(11.03.2016) Etwas mehr als vier Wochen ist es her, seit die Frankreich-Windbeteiligung Leonidas XVIII (18) in den Vertrieb gestartet ist. Trotzdem sind bereits heute EUR 8,6 Mio. platziert. Damit setzt das Investment den Trend der Vorgängerbeteiligungen Leonidas XVI und XVII fort, die in nur neun Wochen zwischen Mai und Juni 2015 knapp EUR 25 Mio. von privaten und semi-professionellen Anlegern einsammeln konnten.
Solar- und Windkraftbeteiligungen mit Stromproduktion 2015/2016, die sich sehen lassen kann:
Solarbeteiligungen 5-13 Prozent über den Erwartungen
Die Sonne hat im Jahr 2015 überdurchschnittlich stark geschienen. Durch eine entsprechend hohe Verfügbarkeit sowie technische Optimierung der Anlagen konnte diese Ausgangslage genutzt werden: So liegt die Stromproduktion der einzelnen Beteiligungen Leonidas I bis VI zwischen 5 und 13 Prozent über den Erwartungen. Auch das Frankreich-Solar-Festzinsinvestment Leonidas III hat zum 31. Dezember 2015 seine Zinszahlung in voller Höhe von 6,5 Prozent pünktlich gezahlt. Die Abteilung für Technik-PV mit ihren insgesamt acht Mitarbeitern unter der Leitung von Guntram Grieseler wird die Überwachung der Solarparks in Frankreich, Deutschland und Italien mit dem selben Einsatz und der gleichen Präzision fortführen wie bisher, um die Stromproduktion auch weiterhin auf diesem hohen Niveau zu halten.

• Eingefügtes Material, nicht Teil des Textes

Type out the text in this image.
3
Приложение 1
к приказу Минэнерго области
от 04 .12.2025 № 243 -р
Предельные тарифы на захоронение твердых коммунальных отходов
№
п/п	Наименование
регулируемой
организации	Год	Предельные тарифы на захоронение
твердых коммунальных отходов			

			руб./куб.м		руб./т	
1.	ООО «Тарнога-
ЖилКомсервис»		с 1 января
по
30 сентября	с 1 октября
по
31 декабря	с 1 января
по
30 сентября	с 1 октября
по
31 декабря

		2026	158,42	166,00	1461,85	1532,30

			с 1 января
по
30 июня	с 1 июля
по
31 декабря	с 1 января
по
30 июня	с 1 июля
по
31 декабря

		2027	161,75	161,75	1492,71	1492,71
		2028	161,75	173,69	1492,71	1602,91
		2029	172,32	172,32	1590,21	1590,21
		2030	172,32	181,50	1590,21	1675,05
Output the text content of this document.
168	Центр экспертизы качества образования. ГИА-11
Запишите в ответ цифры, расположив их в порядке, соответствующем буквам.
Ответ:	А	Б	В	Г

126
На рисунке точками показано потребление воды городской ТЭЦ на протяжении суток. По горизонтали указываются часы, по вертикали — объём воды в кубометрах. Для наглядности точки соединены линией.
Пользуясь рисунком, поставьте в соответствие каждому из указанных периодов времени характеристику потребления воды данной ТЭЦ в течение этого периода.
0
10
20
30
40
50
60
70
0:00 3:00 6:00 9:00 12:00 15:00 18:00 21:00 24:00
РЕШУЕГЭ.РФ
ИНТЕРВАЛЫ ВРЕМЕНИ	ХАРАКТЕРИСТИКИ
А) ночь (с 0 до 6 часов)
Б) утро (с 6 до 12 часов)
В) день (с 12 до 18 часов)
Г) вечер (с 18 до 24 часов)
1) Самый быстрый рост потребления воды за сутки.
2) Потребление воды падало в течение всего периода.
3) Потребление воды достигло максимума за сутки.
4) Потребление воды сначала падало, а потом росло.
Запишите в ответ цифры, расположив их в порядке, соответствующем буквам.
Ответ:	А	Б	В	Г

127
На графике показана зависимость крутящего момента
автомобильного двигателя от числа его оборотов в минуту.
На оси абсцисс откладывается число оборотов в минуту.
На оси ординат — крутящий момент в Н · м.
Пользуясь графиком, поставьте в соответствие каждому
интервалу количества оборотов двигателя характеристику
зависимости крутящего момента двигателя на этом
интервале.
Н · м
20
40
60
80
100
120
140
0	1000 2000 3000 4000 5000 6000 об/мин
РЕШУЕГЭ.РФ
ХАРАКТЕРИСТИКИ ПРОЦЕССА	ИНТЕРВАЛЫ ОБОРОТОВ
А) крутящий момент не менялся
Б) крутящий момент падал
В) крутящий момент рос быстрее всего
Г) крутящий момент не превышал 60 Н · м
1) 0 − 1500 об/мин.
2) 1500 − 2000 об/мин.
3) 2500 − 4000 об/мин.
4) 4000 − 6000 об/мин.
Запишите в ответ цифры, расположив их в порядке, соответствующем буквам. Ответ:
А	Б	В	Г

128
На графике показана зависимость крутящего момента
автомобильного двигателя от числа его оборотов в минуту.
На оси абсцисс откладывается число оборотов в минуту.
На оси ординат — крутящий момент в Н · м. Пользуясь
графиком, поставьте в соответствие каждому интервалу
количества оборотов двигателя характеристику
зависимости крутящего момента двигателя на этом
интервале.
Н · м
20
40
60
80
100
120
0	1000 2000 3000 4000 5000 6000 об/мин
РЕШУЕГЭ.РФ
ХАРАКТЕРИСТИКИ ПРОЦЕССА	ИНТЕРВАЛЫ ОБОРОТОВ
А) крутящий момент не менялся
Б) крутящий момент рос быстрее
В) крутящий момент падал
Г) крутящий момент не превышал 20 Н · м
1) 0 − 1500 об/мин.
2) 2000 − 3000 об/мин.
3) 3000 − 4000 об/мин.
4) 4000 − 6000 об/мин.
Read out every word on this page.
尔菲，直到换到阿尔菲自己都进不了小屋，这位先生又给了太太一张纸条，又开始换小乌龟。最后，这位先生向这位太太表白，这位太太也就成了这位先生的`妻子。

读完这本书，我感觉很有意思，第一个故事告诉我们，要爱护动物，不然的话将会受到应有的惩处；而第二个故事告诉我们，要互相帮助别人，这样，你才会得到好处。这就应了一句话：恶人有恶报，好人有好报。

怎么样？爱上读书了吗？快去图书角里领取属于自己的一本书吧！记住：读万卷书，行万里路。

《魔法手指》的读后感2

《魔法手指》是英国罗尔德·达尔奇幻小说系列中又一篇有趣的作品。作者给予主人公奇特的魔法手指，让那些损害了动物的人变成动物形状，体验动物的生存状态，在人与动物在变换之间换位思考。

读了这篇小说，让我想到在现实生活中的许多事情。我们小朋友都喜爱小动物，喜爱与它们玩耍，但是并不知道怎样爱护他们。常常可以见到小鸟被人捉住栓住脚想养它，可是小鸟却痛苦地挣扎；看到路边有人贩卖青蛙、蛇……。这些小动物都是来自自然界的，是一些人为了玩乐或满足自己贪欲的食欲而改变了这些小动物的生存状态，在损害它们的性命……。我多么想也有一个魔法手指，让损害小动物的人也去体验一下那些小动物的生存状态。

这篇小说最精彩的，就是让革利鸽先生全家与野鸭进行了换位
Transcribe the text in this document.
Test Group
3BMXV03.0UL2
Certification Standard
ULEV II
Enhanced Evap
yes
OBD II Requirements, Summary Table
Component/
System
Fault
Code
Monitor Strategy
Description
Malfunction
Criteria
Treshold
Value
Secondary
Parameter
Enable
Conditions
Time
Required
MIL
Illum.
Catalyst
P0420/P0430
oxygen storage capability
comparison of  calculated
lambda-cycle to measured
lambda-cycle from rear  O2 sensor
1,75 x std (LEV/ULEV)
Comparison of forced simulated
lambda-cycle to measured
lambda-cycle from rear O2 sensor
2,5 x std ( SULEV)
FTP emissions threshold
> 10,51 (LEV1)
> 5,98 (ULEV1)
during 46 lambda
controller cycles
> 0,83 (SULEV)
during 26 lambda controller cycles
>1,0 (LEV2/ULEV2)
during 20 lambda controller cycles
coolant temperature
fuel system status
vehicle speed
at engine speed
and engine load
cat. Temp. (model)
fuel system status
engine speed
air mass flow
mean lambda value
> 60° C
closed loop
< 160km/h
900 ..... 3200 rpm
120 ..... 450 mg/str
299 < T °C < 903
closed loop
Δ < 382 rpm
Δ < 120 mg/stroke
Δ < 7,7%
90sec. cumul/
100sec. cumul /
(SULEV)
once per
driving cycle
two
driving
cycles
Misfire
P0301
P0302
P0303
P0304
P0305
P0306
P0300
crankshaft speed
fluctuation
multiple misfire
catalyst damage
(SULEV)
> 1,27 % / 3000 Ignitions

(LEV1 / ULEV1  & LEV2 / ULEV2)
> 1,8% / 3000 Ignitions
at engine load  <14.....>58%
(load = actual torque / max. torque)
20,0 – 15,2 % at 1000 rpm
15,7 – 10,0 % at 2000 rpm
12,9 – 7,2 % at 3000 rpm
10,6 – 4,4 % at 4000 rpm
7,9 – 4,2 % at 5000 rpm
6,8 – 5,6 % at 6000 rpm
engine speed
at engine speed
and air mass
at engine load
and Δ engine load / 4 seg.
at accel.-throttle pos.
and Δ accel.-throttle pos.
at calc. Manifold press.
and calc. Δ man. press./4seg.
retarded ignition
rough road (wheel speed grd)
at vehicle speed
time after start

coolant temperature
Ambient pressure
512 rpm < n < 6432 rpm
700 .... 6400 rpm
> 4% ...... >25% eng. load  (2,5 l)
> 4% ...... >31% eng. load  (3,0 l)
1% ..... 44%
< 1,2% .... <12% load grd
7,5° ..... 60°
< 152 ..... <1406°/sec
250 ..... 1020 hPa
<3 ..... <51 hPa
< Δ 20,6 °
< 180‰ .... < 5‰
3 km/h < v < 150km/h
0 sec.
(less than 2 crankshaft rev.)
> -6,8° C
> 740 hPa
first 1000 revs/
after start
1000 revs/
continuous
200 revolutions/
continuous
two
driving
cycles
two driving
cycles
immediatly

Windkraftprojekte mit 223 GWh über den Erwartungen
Auch für die Windkraftanlagen ist die Bilanz positiv: Geplant war eine Stromproduktion aller Projekte von knapp 217 GWh. Tatsächlich haben die Anlagen der Leonidas-Beteiligungsgesellschaften fast 223 GWh an Energie erzeugt. Damit können ca. 200.000 Menschen mit Strom versorgt werden. Ein Ergebnis, das besonders erfreulich ist, da die durchschnittlichen Windgeschwindigkeiten unter den jährlichen Erwartungen zurückgeblieben sind. Vor allem die wichtigen Wintermonate haben zu diesem Gesamtergebnis beigetragen: So lag die Energieproduktion aller Anlagen im November 41 Prozent und im Dezember 25 Prozent über den Erwartungen.
Das Jahr 2016 startet nahezu optimal mit viel Wind
Das neue Jahr 2016 beginnt wie das alte aufgehört hat: Im Januar liegen die Windparks mit 24 Prozent über dem Plan, im Februar mehr als 30 Prozent über den Erwartungen. Wie wichtig die Stromproduktion im Winter ist, zeigt ein Blick auf die erwarteten Stromerträge der einzelnen Monate. Im Dezember oder Januar liegen die Prognosen der Windgutachten in der Regel doppelt so hoch wie z. B. im Juni oder Juli. Betrachtet man die Monate November bis Februar, so sollen - je nach Projekt - in diesem Zeitraum bis zu 50 Prozent des gesamten Stroms über das Jahr produziert werden.